For instance, the ending of “Leopold the See-Through Crumbpicker” leads directly to the idea that the children can draw and paint their own variations for decorating the invisible cookie-eater. In “Changes, Changes” I added a box of building blocks, not actually shown in the book, thus inciting children to carry one the story, stacking up their own changes. The film “Patrick” ends just as the colourful procession heads back toward the drab village seen at the start of the film. By this time the children know what will happen there when Patrick and his full-colour fiddle arrive; but they don’t see it, so they are allowed to imagine the ensuing scene for themselves.
Patrick’s fiddle, incidentally, plays virtuoso variations on Dvorak. In “A Picture for Harold’s Room” the purple crayon draws to the music of a classical string quartet. Unadulterated Janecek, in all its Slavic richness, precedes the musical frame for “Zlateh the Goat”. Our version of Andersen’s “The Ugly Duckling” introduces children to Carl Maria von Weber. For our original scores we have gone to many lengths to provide just the right music. We needed authentic Central African music for “A Story”. My Czech wife Zdenka, who is also the production manager for our films, found antique instruments in a half-hidden ethnographic museum here as well as a curator-musician who could instruct us. A curious interplay of cultures resulted in our recording ses-ion: genuine African instruments played by Czechs, along with a recording by an African story-teller reading from a book by an American woman – for a movie for Western children being made in an eastern European studio.
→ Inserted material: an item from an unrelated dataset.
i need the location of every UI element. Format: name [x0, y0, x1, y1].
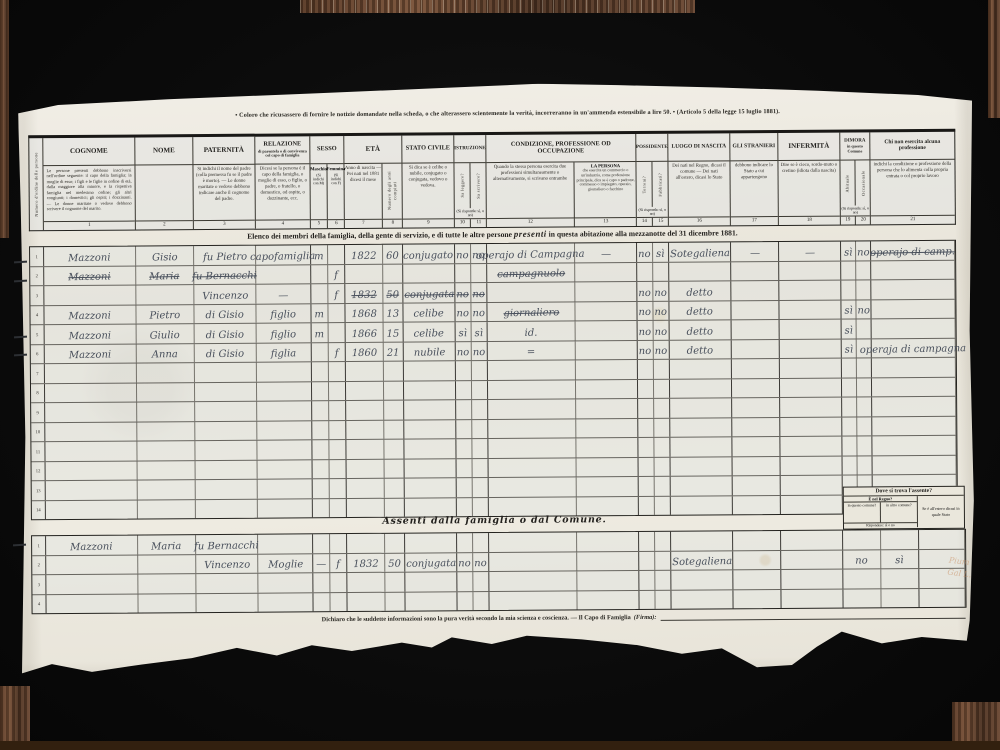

The existence of our film versions, I am told, have often helped a book stay in print and increase in sales. Films are powerful but transitory, seen and suddenly gone. The book can always be read and will be even more after a child has seen it on the screen. The permanence of the printed word, however, is now being challenged. Movies, audiovisual media, and especially TV are very powerful forces. But must they destroy book reading, or can they complement it? The flood cannot be dammed, but it might be directed. We are trying to provide a channel which flows toward books rather than away from them.
*In animation production, moving figures are usually rendered onto transparent “cels”, sheets of acetate film, so that the stationary background painting can be photographed simultaneously on each film frame.
GENE DEITCH – American director living and making films (in his own studio) in Prague. During thirty four years he has directed more than thousand films and commercials and received numerous awards including the Oscar for “MUNRO” in 1959. Specializing in the adaptation of children books.